Stimulus Application

• Stimuli can be provided to explant brain preparations in several ways. These include pharmacological approaches, with drugs applied either in the bath or locally via picoinjection or iontophoresis (Tomchik and Davis 2009). High-K⁺ saline can be bath-applied to depolarize neurons.

• 31. To apply high-K⁺ saline or drugs in the bath, move the inlet tube from the reservoir containing artificial hemolymph and place it into a 1.5-mL microcentrifuge tube containing the drug of interest dissolved in artificial hemolymph at the desired concentration (or the high-K⁺ saline).

  • The peristaltic pump can be stopped during the transfer or left on if the transfer can be done quickly. The latter has the advantage of introducing a small air bubble in the tube that allows the experimenter to know precisely when the drug reaches the imaging chamber.

• 32. Deliver the drug at the desired concentration for the desired time, and then transfer the saline inlet tube back to the saline reservoir (cleaning/wiping quickly with a Kimwipe if necessary).

  • A common procedure is to deliver 1 mL of drug/saline for 30 sec (flow rate of 2 mL/min).

• 33. If desired, measure the fluid dynamics of the chamber in test trials by running the stimulus procedure with an empty chamber and replacing the drug with fluorescein at a low concentration (followed by a long pulse for 10 min). Image the empty chamber using microscope settings equivalent to those for GFP/GCaMP imaging (488-nm excitation).

  • This allows the experimenter to determine the kinetics of drug application (and estimate the final/maximum drug concentration at the brain, relative to what was put in the inlet) in their system.

Data Analysis

• 34. As with analysis of in vivo imaging data (see Protocol: Imaging Olfactory Learning-Induced Plasticity in Vivo in the Drosophila Brain [Boto and Tomchik 2024]), draw an ROI around each neuron or neuropil for analysis, and export the average fluorescence intensity across this ROI over time.

  • This can usually be done in the native image-acquisition software for the microscope.

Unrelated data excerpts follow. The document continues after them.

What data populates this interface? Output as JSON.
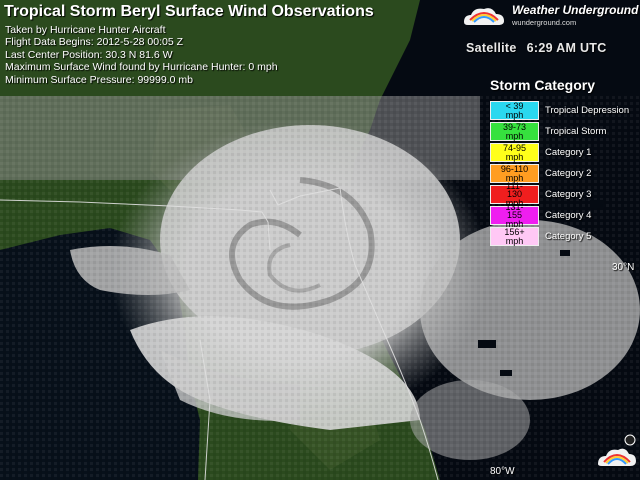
{
  "title": "Tropical Storm Beryl Surface Wind Observations",
  "info": [
    "Taken by Hurricane Hunter Aircraft",
    "Flight Data Begins: 2012-5-28 00:05 Z",
    "Last Center Position: 30.3 N 81.6 W",
    "Maximum Surface Wind found by Hurricane Hunter: 0 mph",
    "Minimum Surface Pressure: 99999.0 mb"
  ],
  "logo": {
    "name": "Weather Underground",
    "sub": "wunderground.com",
    "icon": "rainbow-cloud-icon"
  },
  "satellite": {
    "label": "Satellite",
    "time": "6:29 AM UTC"
  },
  "legend": {
    "title": "Storm Category",
    "items": [
      {
        "range": "< 39 mph",
        "label": "Tropical Depression",
        "color": "#2ad8ef"
      },
      {
        "range": "39-73 mph",
        "label": "Tropical Storm",
        "color": "#36e13e"
      },
      {
        "range": "74-95 mph",
        "label": "Category 1",
        "color": "#ffff1a"
      },
      {
        "range": "96-110 mph",
        "label": "Category 2",
        "color": "#ff9d21"
      },
      {
        "range": "111-130 mph",
        "label": "Category 3",
        "color": "#f01e1e"
      },
      {
        "range": "131-155 mph",
        "label": "Category 4",
        "color": "#ef1ef0"
      },
      {
        "range": "156+ mph",
        "label": "Category 5",
        "color": "#ffc8f5"
      }
    ]
  },
  "coords": {
    "lat": "30°N",
    "lon": "80°W"
  },
  "colors": {
    "land": "#2b4a1e",
    "land_light": "#3e5a2c",
    "water": "#050a12",
    "cloud": "#c9c9c9",
    "border": "#e0e0e0"
  }
}
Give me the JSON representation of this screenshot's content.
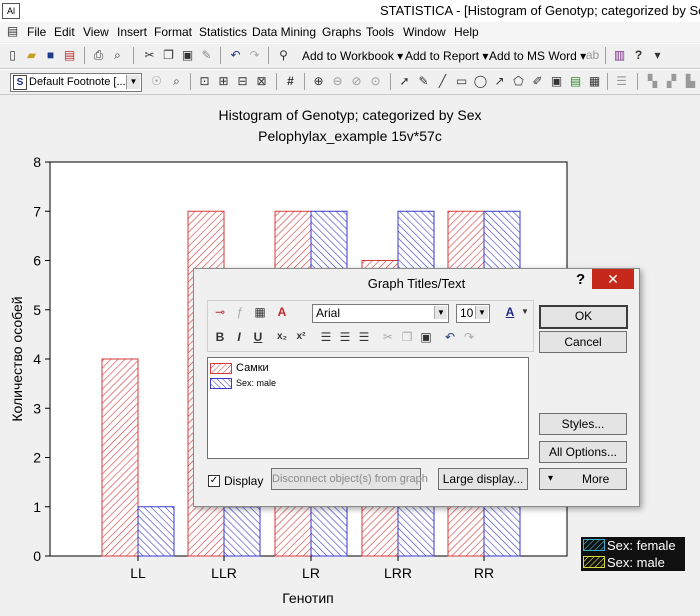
{
  "window": {
    "app_icon": "Al",
    "title": "STATISTICA - [Histogram of Genotyp; categorized by Sex"
  },
  "menu": [
    "File",
    "Edit",
    "View",
    "Insert",
    "Format",
    "Statistics",
    "Data Mining",
    "Graphs",
    "Tools",
    "Window",
    "Help"
  ],
  "toolbar1": {
    "add_workbook": "Add to Workbook ▾",
    "add_report": "Add to Report ▾",
    "add_msword": "Add to MS Word ▾"
  },
  "toolbar2": {
    "footnote_value": "Default Footnote [..."
  },
  "graph": {
    "title": "Histogram of Genotyp; categorized by Sex",
    "subtitle": "Pelophylax_example 15v*57c"
  },
  "chart_data": {
    "type": "bar",
    "categories": [
      "LL",
      "LLR",
      "LR",
      "LRR",
      "RR"
    ],
    "series": [
      {
        "name": "Sex: female",
        "values": [
          4,
          7,
          7,
          6,
          7
        ],
        "color": "#d83a3a"
      },
      {
        "name": "Sex: male",
        "values": [
          1,
          1,
          7,
          7,
          7
        ],
        "color": "#3a3ac8"
      }
    ],
    "xlabel": "Генотип",
    "ylabel": "Количество особей",
    "ylim": [
      0,
      8
    ],
    "yticks": [
      0,
      1,
      2,
      3,
      4,
      5,
      6,
      7,
      8
    ],
    "legend": "bottom-right"
  },
  "dialog": {
    "title": "Graph Titles/Text",
    "help": "?",
    "close": "✕",
    "font_value": "Arial",
    "size_value": "10",
    "bold": "B",
    "italic": "I",
    "underline": "U",
    "subscript": "x₂",
    "superscript": "x²",
    "editor_line1": "Самки",
    "editor_line2": "Sex: male",
    "display_label": "Display",
    "display_checked": "✓",
    "disconnect_label": "Disconnect object(s) from graph",
    "large_display_label": "Large display...",
    "ok_label": "OK",
    "cancel_label": "Cancel",
    "styles_label": "Styles...",
    "all_options_label": "All Options...",
    "more_label": "More",
    "more_arrow": "▾"
  }
}
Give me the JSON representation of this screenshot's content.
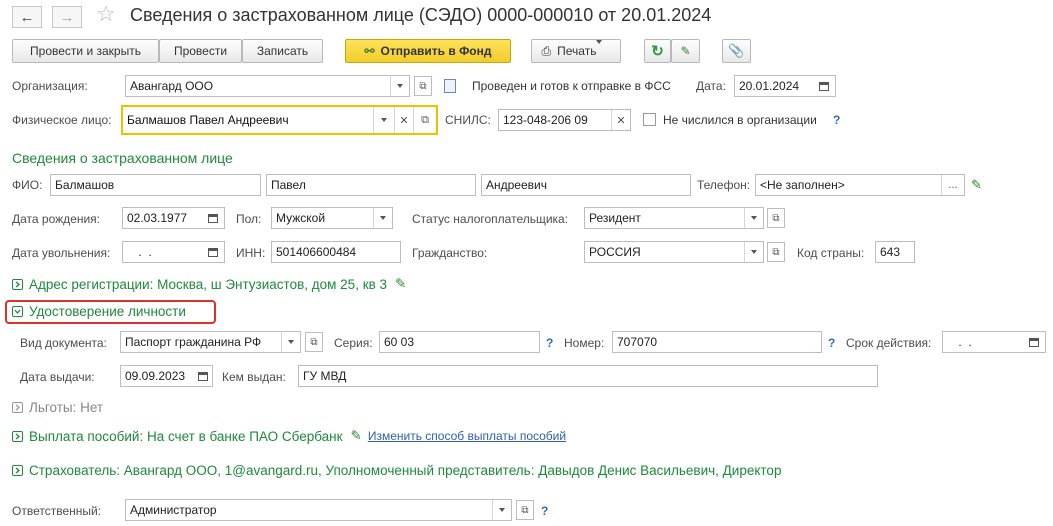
{
  "header": {
    "title": "Сведения о застрахованном лице (СЭДО) 0000-000010 от 20.01.2024"
  },
  "toolbar": {
    "post_close": "Провести и закрыть",
    "post": "Провести",
    "save": "Записать",
    "send": "Отправить в Фонд",
    "print": "Печать"
  },
  "form": {
    "org_label": "Организация:",
    "org_value": "Авангард ООО",
    "status_text": "Проведен и готов к отправке в ФСС",
    "date_label": "Дата:",
    "date_value": "20.01.2024",
    "person_label": "Физическое лицо:",
    "person_value": "Балмашов Павел Андреевич",
    "snils_label": "СНИЛС:",
    "snils_value": "123-048-206 09",
    "not_listed": "Не числился в организации"
  },
  "insured": {
    "heading": "Сведения о застрахованном лице",
    "fio_label": "ФИО:",
    "last_name": "Балмашов",
    "first_name": "Павел",
    "middle_name": "Андреевич",
    "phone_label": "Телефон:",
    "phone_value": "<Не заполнен>",
    "birth_label": "Дата рождения:",
    "birth_value": "02.03.1977",
    "sex_label": "Пол:",
    "sex_value": "Мужской",
    "tax_label": "Статус налогоплательщика:",
    "tax_value": "Резидент",
    "dismiss_label": "Дата увольнения:",
    "dismiss_value": " .  .",
    "inn_label": "ИНН:",
    "inn_value": "501406600484",
    "citizen_label": "Гражданство:",
    "citizen_value": "РОССИЯ",
    "country_label": "Код страны:",
    "country_value": "643"
  },
  "address": {
    "text": "Адрес регистрации: Москва, ш Энтузиастов, дом 25, кв 3"
  },
  "identity": {
    "heading": "Удостоверение личности",
    "doc_label": "Вид документа:",
    "doc_value": "Паспорт гражданина РФ",
    "series_label": "Серия:",
    "series_value": "60 03",
    "number_label": "Номер:",
    "number_value": "707070",
    "valid_label": "Срок действия:",
    "valid_value": " .  .",
    "issue_label": "Дата выдачи:",
    "issue_value": "09.09.2023",
    "issued_by_label": "Кем выдан:",
    "issued_by_value": "ГУ МВД"
  },
  "benefits": {
    "text": "Льготы: Нет"
  },
  "payment": {
    "text": "Выплата пособий: На счет в банке ПАО Сбербанк",
    "change_link": "Изменить способ выплаты пособий"
  },
  "insurer": {
    "text": "Страхователь: Авангард ООО, 1@avangard.ru, Уполномоченный представитель: Давыдов Денис Васильевич, Директор"
  },
  "responsible": {
    "label": "Ответственный:",
    "value": "Администратор"
  },
  "q": "?",
  "colors": {
    "green": "#1e8a3a",
    "accent_yellow": "#f5d53b",
    "highlight_red": "#d9342b",
    "focus_border": "#f0c000"
  }
}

Alternatively, export the raw images as time series (or an image stack) and analyze them with image-processing programs such as ImageJ.

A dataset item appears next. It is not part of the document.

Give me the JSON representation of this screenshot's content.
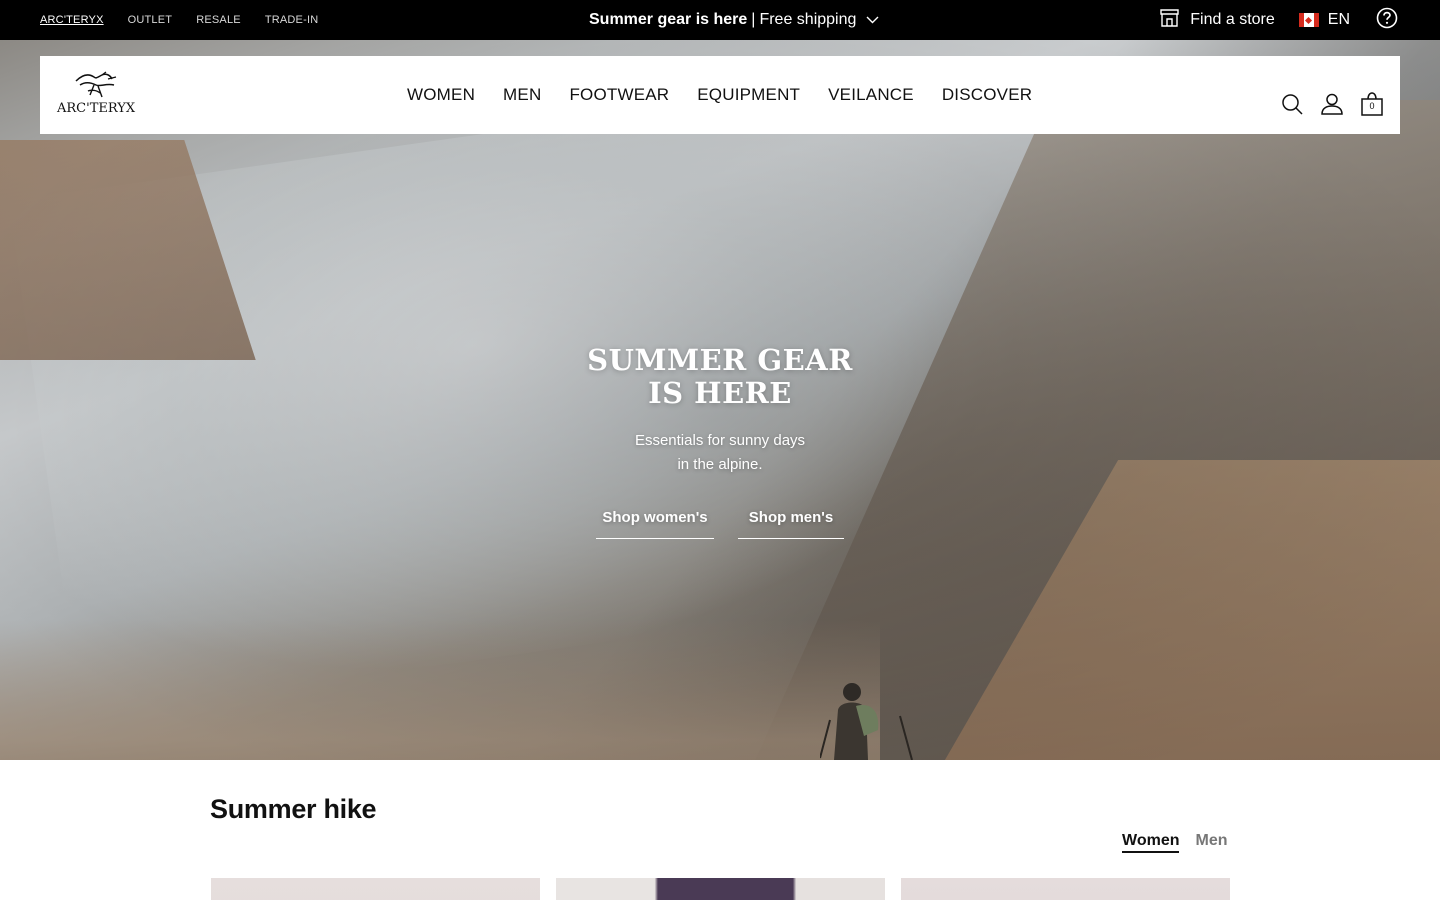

• 35. Calculate the baseline fluorescence before stimulus application (F₀) and average the fluorescence across a 3 sec time window immediately preceding the stimulus (the F₀ window).

• 36. Normalize the change in fluorescence at each time point to this baseline using the following equation: (F_i – F₀)/F₀, producing ΔF/F. Depending on the temporal resolution of the data acquisition, use longer F₀ and response windows to accommodate the slower responses (e.g., that accompany bath application of pharmacological stimuli) (Tomchik and Davis 2009).

• 37. Calculate the response either as the maximum value in a response window, defined as an 8-sec window around the odor delivery, or as the area under the curve.

  • The choice of parameter to quantify depends on the experimental question—is the maximal response or total response over time of greater interest? The F₀ window and response window can be adjusted for different stimuli/paradigms if necessary.

• 38. Compensate for photobleaching, if present, by fitting a polynomial function to the time series trace (omitting the response window from the least-squares calculation to prevent the stimulus-evoked Ca²⁺ transient from affecting the fit) and subtracting it from the Ca²⁺ trace.